Pendant cette explication, Wilmot souffrait singulièrement. Il lui semblait spécialement pénible, même au milieu de tant d’autres tristesses, que Madeleine eût remarqué cette bague et le forçât à se souvenir de celle qui l’avait portée avant lui.

Quand même ! répéta-t-elle avec des accens d’une douceur infinie, et comme, penché vers elle, il la dérobait aux regards, comme personne n’était à portée de les entendre, comme leurs regards venaient de se rencontrer et de se confondre : — en bien ! lui dit-elle, je me sens heureuse, très heureuse… quand même !

…………………..

Wilmot, de retour chez lui, s’assit pour réfléchir à ce qu’il venait de dire et d’entendre. La fatigue, les émotions de la journée, l’avaient abattu. Mille confuses images passaient devant ses yeux éblouis. La pièce où il était semblait se remplir de fantômes. Allait-il donc fléchir, allait-il tomber malade ? Oh ! non, cela ne se pouvait… Plus tard à la bonne heure ! la maladie, la mort, seraient les bienvenues ; mais à présent, non, il fallait rester à son poste.

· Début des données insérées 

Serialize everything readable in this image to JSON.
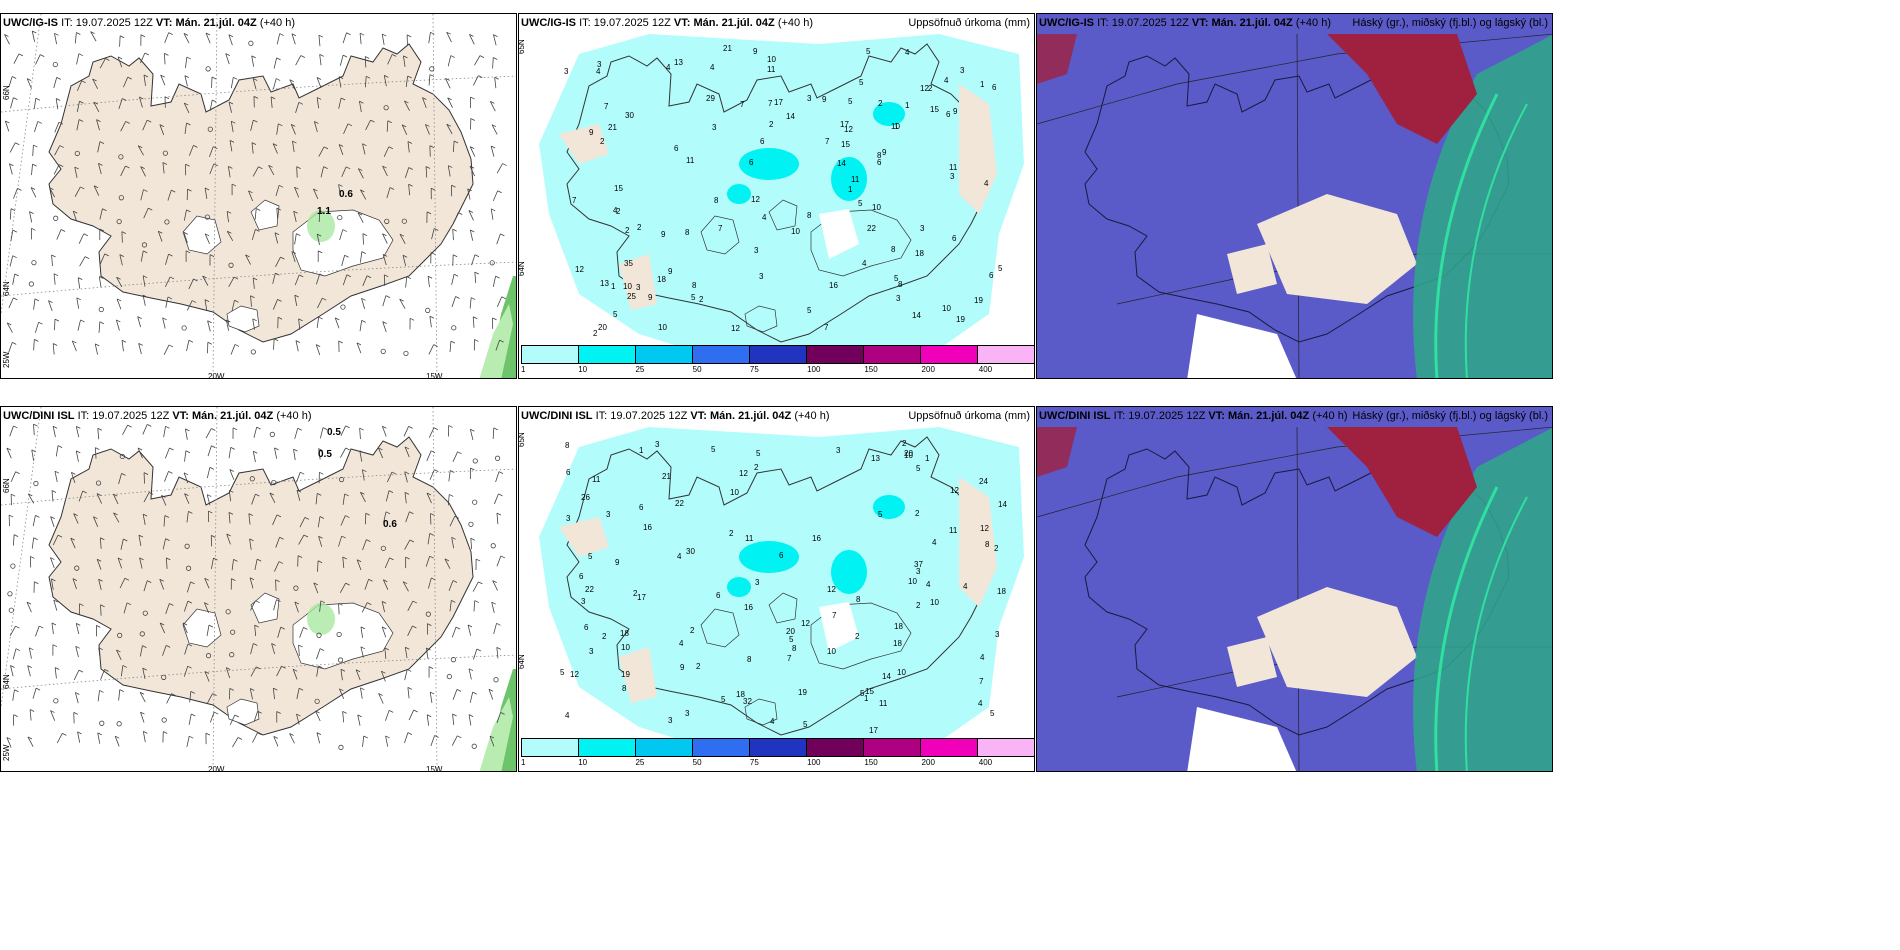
{
  "panels": [
    {
      "model": "UWC/IG-IS",
      "it_label": "IT:",
      "it_value": "19.07.2025 12Z",
      "vt_label": "VT:",
      "vt_value": "Mán. 21.júl. 04Z",
      "lead": "(+40 h)",
      "right_title": "",
      "type": "wind",
      "lon_labels": [
        "20W",
        "15W"
      ],
      "lat_labels": [
        "66N",
        "64N",
        "25W"
      ],
      "values": [
        "0.6",
        "1.1"
      ]
    },
    {
      "model": "UWC/IG-IS",
      "it_label": "IT:",
      "it_value": "19.07.2025 12Z",
      "vt_label": "VT:",
      "vt_value": "Mán. 21.júl. 04Z",
      "lead": "(+40 h)",
      "right_title": "Uppsöfnuð úrkoma (mm)",
      "type": "precip",
      "lat_labels": [
        "65N",
        "64N"
      ],
      "values": [
        "4",
        "2",
        "3",
        "2",
        "7",
        "9",
        "10",
        "5",
        "3",
        "6",
        "7",
        "5",
        "8",
        "10",
        "8",
        "6",
        "4",
        "18",
        "20",
        "7",
        "10",
        "9",
        "12",
        "15",
        "35",
        "17",
        "11",
        "11",
        "21",
        "13",
        "16",
        "14",
        "12",
        "29",
        "21",
        "17",
        "25",
        "14",
        "9",
        "7",
        "22",
        "30",
        "12",
        "12",
        "8",
        "3",
        "18",
        "11",
        "15",
        "14",
        "2",
        "3",
        "7",
        "6",
        "11",
        "19",
        "13",
        "8",
        "9",
        "5",
        "12",
        "10",
        "15",
        "2",
        "3",
        "2",
        "8",
        "9",
        "6",
        "4",
        "5",
        "7",
        "8",
        "2",
        "1",
        "3",
        "4",
        "1",
        "3",
        "4",
        "10",
        "7",
        "5",
        "5",
        "10",
        "19",
        "6",
        "5",
        "3",
        "6",
        "8",
        "9",
        "2",
        "3",
        "4",
        "9",
        "5",
        "4",
        "2",
        "6",
        "1",
        "4",
        "1",
        "5",
        "9",
        "3",
        "2",
        "6",
        "4",
        "10",
        "3",
        "1"
      ]
    },
    {
      "model": "UWC/IG-IS",
      "it_label": "IT:",
      "it_value": "19.07.2025 12Z",
      "vt_label": "VT:",
      "vt_value": "Mán. 21.júl. 04Z",
      "lead": "(+40 h)",
      "right_title": "Háský (gr.), miðský (fj.bl.) og lágský (bl.)",
      "type": "cloud"
    },
    {
      "model": "UWC/DINI ISL",
      "it_label": "IT:",
      "it_value": "19.07.2025 12Z",
      "vt_label": "VT:",
      "vt_value": "Mán. 21.júl. 04Z",
      "lead": "(+40 h)",
      "right_title": "",
      "type": "wind",
      "lon_labels": [
        "20W",
        "15W"
      ],
      "lat_labels": [
        "66N",
        "64N",
        "25W"
      ],
      "values": [
        "0.5",
        "0.5",
        "0.6"
      ]
    },
    {
      "model": "UWC/DINI ISL",
      "it_label": "IT:",
      "it_value": "19.07.2025 12Z",
      "vt_label": "VT:",
      "vt_value": "Mán. 21.júl. 04Z",
      "lead": "(+40 h)",
      "right_title": "Uppsöfnuð úrkoma (mm)",
      "type": "precip",
      "lat_labels": [
        "65N",
        "64N"
      ],
      "values": [
        "2",
        "4",
        "8",
        "2",
        "3",
        "4",
        "3",
        "2",
        "3",
        "24",
        "22",
        "18",
        "18",
        "21",
        "26",
        "5",
        "7",
        "3",
        "4",
        "5",
        "6",
        "9",
        "5",
        "5",
        "8",
        "11",
        "9",
        "3",
        "8",
        "10",
        "12",
        "16",
        "18",
        "22",
        "32",
        "17",
        "11",
        "2",
        "6",
        "10",
        "10",
        "10",
        "10",
        "12",
        "14",
        "15",
        "19",
        "37",
        "5",
        "4",
        "12",
        "16",
        "12",
        "14",
        "11",
        "17",
        "20",
        "18",
        "11",
        "30",
        "8",
        "2",
        "2",
        "3",
        "20",
        "19",
        "13",
        "10",
        "12",
        "10",
        "5",
        "4",
        "3",
        "2",
        "5",
        "16",
        "8",
        "18",
        "12",
        "7",
        "2",
        "3",
        "1",
        "8",
        "6",
        "5",
        "4",
        "6",
        "5",
        "4",
        "6",
        "5",
        "7",
        "6",
        "5",
        "1",
        "3",
        "4",
        "2",
        "3",
        "4",
        "2",
        "2",
        "1",
        "3"
      ]
    },
    {
      "model": "UWC/DINI ISL",
      "it_label": "IT:",
      "it_value": "19.07.2025 12Z",
      "vt_label": "VT:",
      "vt_value": "Mán. 21.júl. 04Z",
      "lead": "(+40 h)",
      "right_title": "Háský (gr.), miðský (fj.bl.) og lágský (bl.)",
      "type": "cloud"
    }
  ],
  "legend": {
    "colors": [
      "#b3fcfc",
      "#00f2f2",
      "#00c8f0",
      "#2f6ef0",
      "#2034c0",
      "#70005a",
      "#b00082",
      "#f000b8",
      "#f8b4f4"
    ],
    "ticks": [
      "1",
      "10",
      "25",
      "50",
      "75",
      "100",
      "150",
      "200",
      "400"
    ]
  },
  "colors": {
    "land": "#f2e6d9",
    "precip_light": "#b3fcfc",
    "precip_mid": "#00f2f2",
    "cloud_blue": "#5a5ac8",
    "cloud_green": "#2fa888",
    "cloud_red": "#a02040"
  }
}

Il sonna, se fit servir quelques alimens, et, quand il les eut pris, il sentit se rétablir en lui un certain équilibre. Sa voiture était commandée ; il entendit du bruit dans le vestibule et pensa qu’il s’était oublié à réfléchir. Courant en sursaut à la porte de son cabinet : — Le brougham est là ? demanda-t-il à son valet de chambre.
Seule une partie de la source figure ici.